Being an EMT is ideal for pre-med students since it allows them to have the most involvement, accountability, and abilities while not requiring the year or more of school that paramedic certification does. EMT training typically equates to 6 college credits and can be completed during the summertime or during a typical semester.
Getting pre-med medical experience will go a long way toward ensuring that this is what you want to do for the rest of your life, whether you’ve always wanted to be a doctor or gained an interest in the science of medicine during your undergraduate years.
Medicine is a rewarding job, but it, like any other line of work, has its highs and lows, and the more you know about the reality of medicine, the more equipped you’ll be to make this life-changing decision.
Volunteering as an Emergency Medical Technician (EMT) or working as a paid EMT is one approach for pre-med students to get clinical experience. EMT (Emergency Medical Technician) training gives you the skills you need to treat seriously wounded or sick persons in an emergency situation. When you think about it, there is no other career experience that will provide you with as much patient interaction as that of an EMT.

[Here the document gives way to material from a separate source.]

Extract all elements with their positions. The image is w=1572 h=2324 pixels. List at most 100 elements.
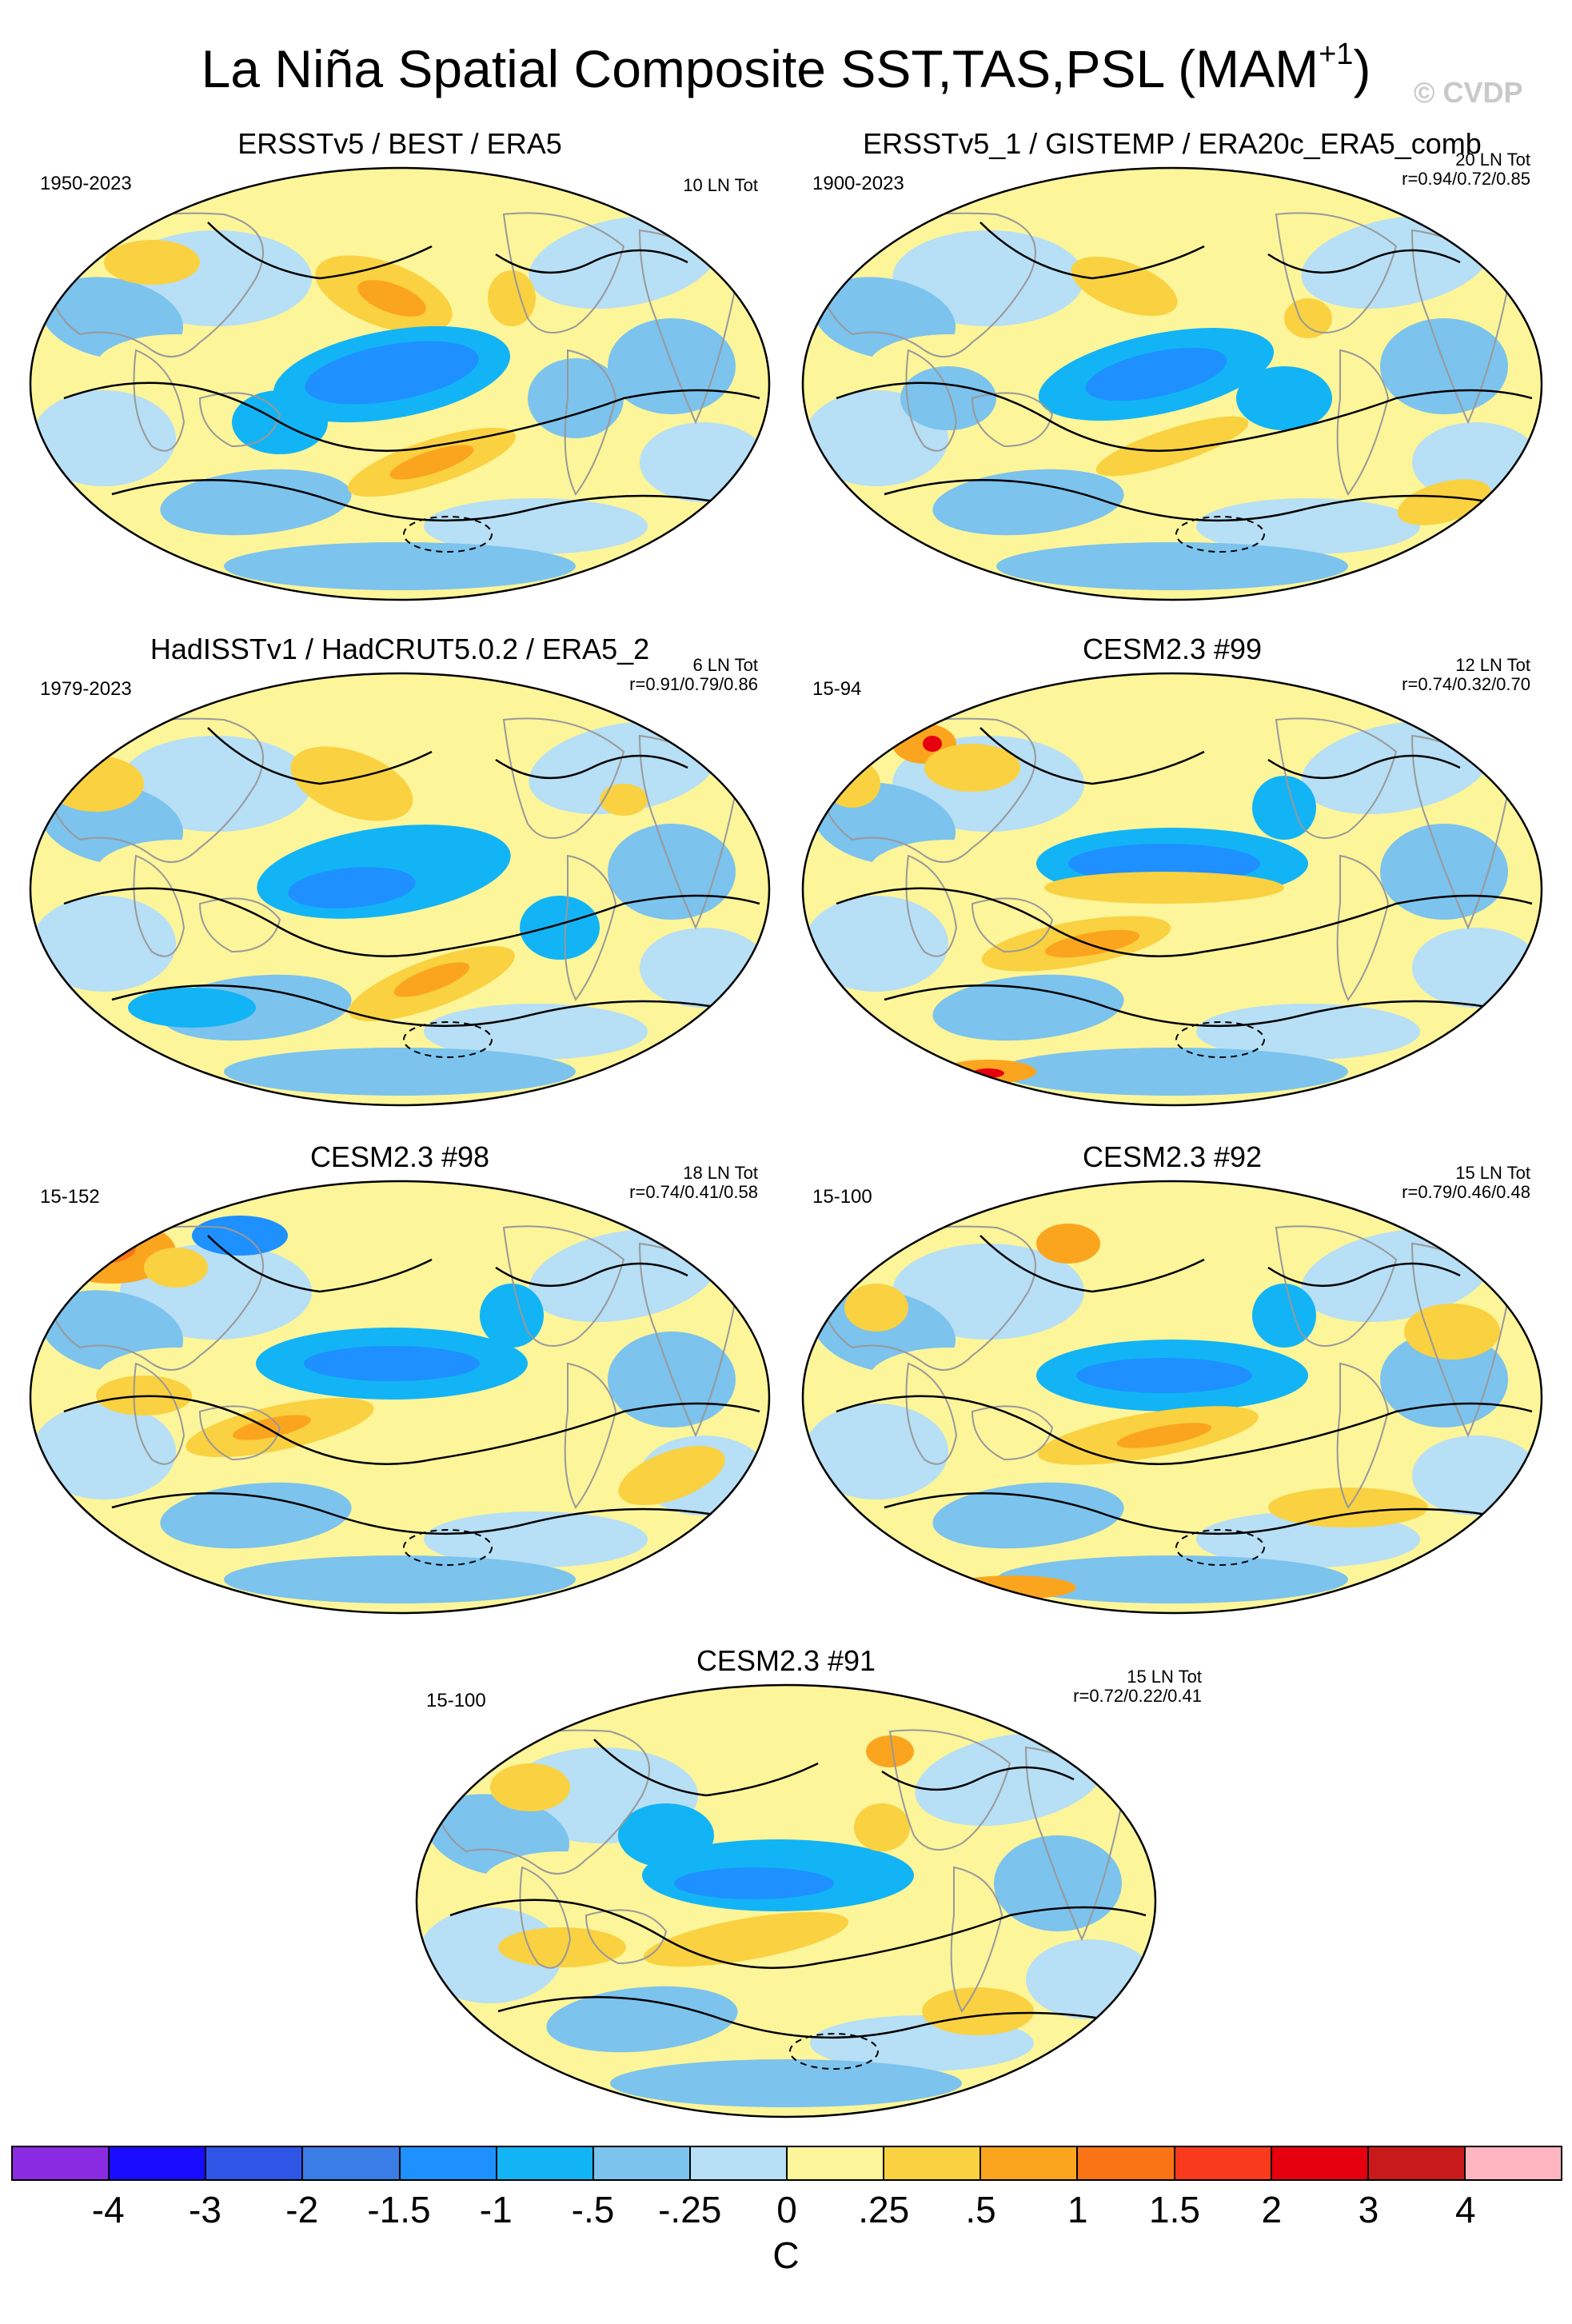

Let’s Take a Look at School Admissions
The training and experience as an emergency medical technician will undoubtedly seem impressive on paper. It shows medical school admissions officers that you have the requisite medical and patient experience and exposure, as well as the ability to make life-or-death judgments when necessary. This puts you well ahead of other pre-med students who may have had minimal experience as clinic volunteers or research assistants for a doctor.
From The Standpoint of Personal Development
You will have a strong edge if you have worked as an emergency medical technician since you will have dealt with and communicated with patients. Because you’ve already interacted with patients, you’ll be more prepared and less frightened when dealing with them, and you’ll need less time and practice to feel at ease in any healthcare situation.
What Does EMT Training Entail?
Aside from the apparent benefits of EMT training, the training itself is beneficial because of the numerous vital skills you will master during the programme. Here are some of the things you may expect to learn:
- On-site evaluation of individuals’ medical conditions
- Managing trauma and cardiac crises
- Getting rid of blocked airways
- Using sophisticated field equipment
- Using sophisticated airway devices
- Intravenous fluid and drug administration
- Taking care of wounds
- IV medication administration
Is It Valuable For My Time?
If you’re wondering whether or not the time and work you put into EMT training was worthwhile, the answer is yes. EMT training is worthwhile both in terms of admissions and in terms of the actual training you will receive.
Experience As A Pre-Medical EMT Validate For Clinical Experience?
Working or volunteering as an EMT counts as clinical experience since you will be engaging directly with patients and will have the opportunity to give hands-on care. Having this experience and succeeding at it can demonstrate to medical schools that you can work under pressure, interact well with distressed patients, and handle a demanding schedule.
Serving as an EMT, on the other hand, does not substitute for clinical experience in a hospital or clinic environment, such as shadowing. You want to gain a sense of what it’s like to practise medicine, not what it’s like to work in an emergency room.
It will help you stand out on your application if you have gotten your certification and found a meaningful, long-term job as an EMT before applying to medical school. Do not, however, take on this responsibility at the price of your academics or MCAT score. This is a nice-to-have rather than a need.